The Executive Board of the International Monetary Fund (IMF) today completed the seventh and eighth reviews of Malawi’s economic performance under the program supported by an Extended Credit Facility (ECF) arrangement1. The Board’s decision enables the immediate disbursement of the equivalent of SDR 54.22 million (about US$ 76.8 million), bringing total disbursements under the arrangement to the equivalent of SDR 119.3 million (about US$ 169.1 million).
In completing the reviews, the Board also approved the authorities’ request for an extension of the current ECF arrangement to end December 20162 and an augmentation of access by the equivalent of SDR 34.7 million (about US$ 49.2 million or 25 percent of quota). The requested extension would give the authorities more time to achieve the original objectives of the program while the additional financing will help to strengthen the country’s response to the El Niño induced drought which has caused a humanitarian crisis. The Board also approved the authorities’ request for waivers of non-observance of performance criteria related to net domestic borrowing by the government and net international reserves.
The three-year ECF arrangement for Malawi in the total amount of SDR 104.1 million (about US$ 144.4 million) was approved on July 23, 2012 (see Press Release No. 12/273).
At the conclusion of the Executive Board’s discussion, Mr. Min Zhu, Acting Chair and Deputy Managing Director, issued the following statement:
“The authorities have strengthened macroeconomic policies and stepped up the implementation of structural reforms over the last year to bring the program back on track. Nevertheless, Malawi’s macroeconomic situation remains difficult, reflecting weather-related shocks and past policy slippages, which contributed to persistently high inflation. Real GDP growth declined sharply due to floods and drought in 2015 and is expected to drop further this year owing to the region-wide El Niño-induced drought. A poor maize harvest for a second consecutive year has placed half of the population at risk of food insecurity. Short-term risks that could arise from adverse weather conditions, lower global demand for Malawi’s exports, and policy slippages continue to weigh on the outlook.

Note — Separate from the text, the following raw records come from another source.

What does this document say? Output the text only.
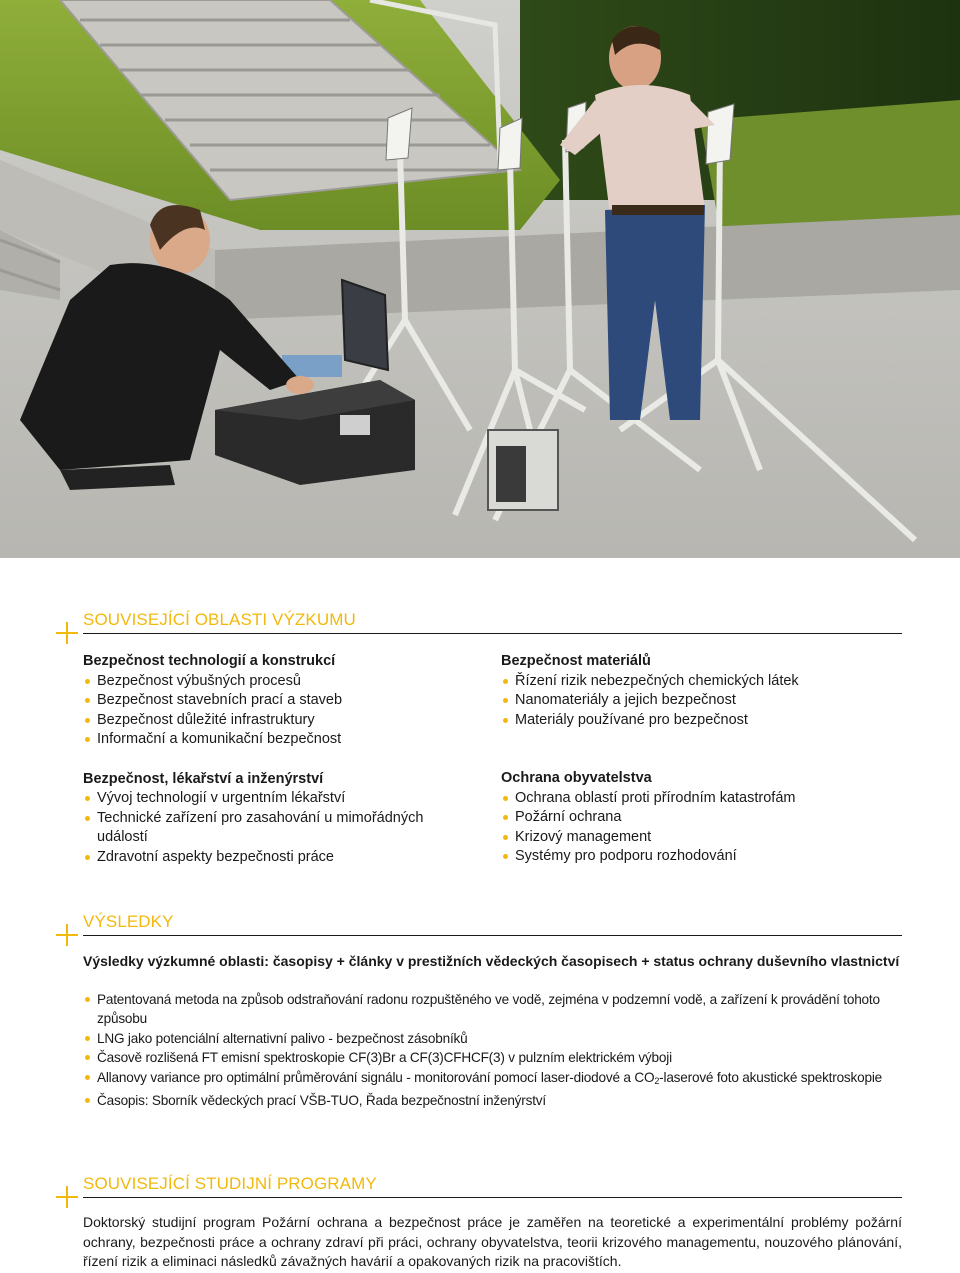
SOUVISEJÍCÍ OBLASTI VÝZKUMU

Bezpečnost technologií a konstrukcí

Bezpečnost výbušných procesů
Bezpečnost stavebních prací a staveb
Bezpečnost důležité infrastruktury
Informační a komunikační bezpečnost

Bezpečnost, lékařství a inženýrství

Vývoj technologií v urgentním lékařství
Technické zařízení pro zasahování u mimořádných událostí
Zdravotní aspekty bezpečnosti práce

Bezpečnost materiálů

Řízení rizik nebezpečných chemických látek
Nanomateriály a jejich bezpečnost
Materiály používané pro bezpečnost

Ochrana obyvatelstva

Ochrana oblastí proti přírodním katastrofám
Požární ochrana
Krizový management
Systémy pro podporu rozhodování
VÝSLEDKY
Výsledky výzkumné oblasti: časopisy + články v prestižních vědeckých časopisech + status ochrany duševního vlastnictví
Patentovaná metoda na způsob odstraňování radonu rozpuštěného ve vodě, zejména v podzemní vodě, a zařízení k provádění tohoto způsobu
LNG jako potenciální alternativní palivo - bezpečnost zásobníků
Časově rozlišená FT emisní spektroskopie CF(3)Br a CF(3)CFHCF(3) v pulzním elektrickém výboji
Allanovy variance pro optimální průměrování signálu - monitorování pomocí laser-diodové a $CO_2$-laserové foto akustické spektroskopie
Časopis: Sborník vědeckých prací VŠB-TUO, Řada bezpečnostní inženýrství
SOUVISEJÍCÍ STUDIJNÍ PROGRAMY
Doktorský studijní program Požární ochrana a bezpečnost práce je zaměřen na teoretické a experimentální problémy požární ochrany, bezpečnosti práce a ochrany zdraví při práci, ochrany obyvatelstva, teorii krizového managementu, nouzového plánování, řízení rizik a eliminaci následků závažných havárií a opakovaných rizik na pracovištích.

“The near-term policy mix should center on reducing inflation by combining tight monetary and fiscal policies. To this end, expenditures will have to be limited to available resources and monetary policy should aim at maintaining positive short-term real money market interest rates.

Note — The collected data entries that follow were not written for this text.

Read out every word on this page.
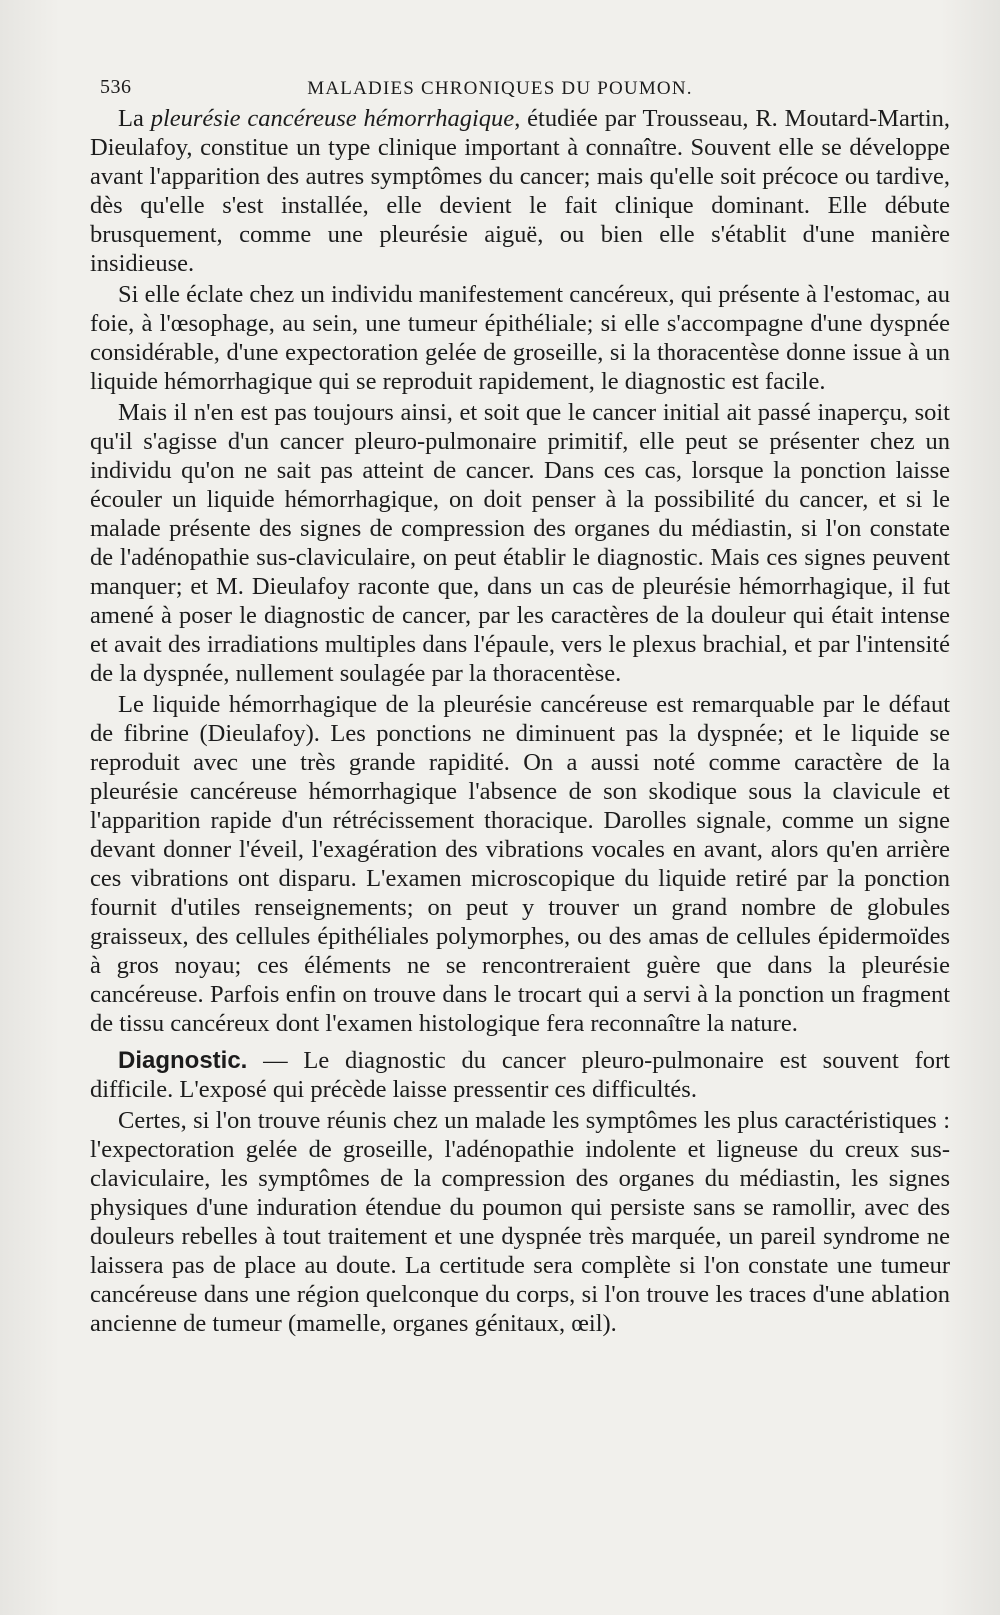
536	MALADIES CHRONIQUES DU POUMON.

La pleurésie cancéreuse hémorrhagique, étudiée par Trousseau, R. Moutard-Martin, Dieulafoy, constitue un type clinique important à connaître. Souvent elle se développe avant l'apparition des autres symptômes du cancer; mais qu'elle soit précoce ou tardive, dès qu'elle s'est installée, elle devient le fait clinique dominant. Elle débute brusquement, comme une pleurésie aiguë, ou bien elle s'établit d'une manière insidieuse.

Si elle éclate chez un individu manifestement cancéreux, qui présente à l'estomac, au foie, à l'œsophage, au sein, une tumeur épithéliale; si elle s'accompagne d'une dyspnée considérable, d'une expectoration gelée de groseille, si la thoracentèse donne issue à un liquide hémorrhagique qui se reproduit rapidement, le diagnostic est facile.

Mais il n'en est pas toujours ainsi, et soit que le cancer initial ait passé inaperçu, soit qu'il s'agisse d'un cancer pleuro-pulmonaire primitif, elle peut se présenter chez un individu qu'on ne sait pas atteint de cancer. Dans ces cas, lorsque la ponction laisse écouler un liquide hémorrhagique, on doit penser à la possibilité du cancer, et si le malade présente des signes de compression des organes du médiastin, si l'on constate de l'adénopathie sus-claviculaire, on peut établir le diagnostic. Mais ces signes peuvent manquer; et M. Dieulafoy raconte que, dans un cas de pleurésie hémorrhagique, il fut amené à poser le diagnostic de cancer, par les caractères de la douleur qui était intense et avait des irradiations multiples dans l'épaule, vers le plexus brachial, et par l'intensité de la dyspnée, nullement soulagée par la thoracentèse.

Le liquide hémorrhagique de la pleurésie cancéreuse est remarquable par le défaut de fibrine (Dieulafoy). Les ponctions ne diminuent pas la dyspnée; et le liquide se reproduit avec une très grande rapidité. On a aussi noté comme caractère de la pleurésie cancéreuse hémorrhagique l'absence de son skodique sous la clavicule et l'apparition rapide d'un rétrécissement thoracique. Darolles signale, comme un signe devant donner l'éveil, l'exagération des vibrations vocales en avant, alors qu'en arrière ces vibrations ont disparu. L'examen microscopique du liquide retiré par la ponction fournit d'utiles renseignements; on peut y trouver un grand nombre de globules graisseux, des cellules épithéliales polymorphes, ou des amas de cellules épidermoïdes à gros noyau; ces éléments ne se rencontreraient guère que dans la pleurésie cancéreuse. Parfois enfin on trouve dans le trocart qui a servi à la ponction un fragment de tissu cancéreux dont l'examen histologique fera reconnaître la nature.

Diagnostic. — Le diagnostic du cancer pleuro-pulmonaire est souvent fort difficile. L'exposé qui précède laisse pressentir ces difficultés.

Certes, si l'on trouve réunis chez un malade les symptômes les plus caractéristiques : l'expectoration gelée de groseille, l'adénopathie indolente et ligneuse du creux sus-claviculaire, les symptômes de la compression des organes du médiastin, les signes physiques d'une induration étendue du poumon qui persiste sans se ramollir, avec des douleurs rebelles à tout traitement et une dyspnée très marquée, un pareil syndrome ne laissera pas de place au doute. La certitude sera complète si l'on constate une tumeur cancéreuse dans une région quelconque du corps, si l'on trouve les traces d'une ablation ancienne de tumeur (mamelle, organes génitaux, œil).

“Accelerating the implementation of public financial management reforms is indispensable to building trust and confidence in the budget process and ensuring control over fiscal operations. Strong commitment controls, routine bank reconciliations, and regular fiscal reporting remain critical to preventing potential misappropriation of public funds and reviving donor re-engagement.
“The pursuit of prudent fiscal policy is critical to safeguarding medium-term fiscal and debt sustainability. Improved revenue mobilization and expenditure efficiency will reduce aid dependency and create fiscal space for social spending in pursuit of Malawi’s sustainable development goals.
“Important steps have been taken over the last two years to safeguard and strengthen financial sector stability. Given recent weather-related shocks and the prevalence of credit concentration risks, the authorities are encouraged to consider additional measures, including higher capital requirements, improved credit assessments, higher provisioning, and bank mergers to mitigate risks.”
1 The ECF is a lending arrangement that provides sustained program engagement over the medium to long term in case of protracted balance of payments problems.
2 A short extension of the arrangement from May 22, 2016 to June 30, 2016 was approved by the Board on May 13, 2016 to give to the authorities time to implement two prior actions for completing the seventh and eighth reviews. See Press Release No. 16/222.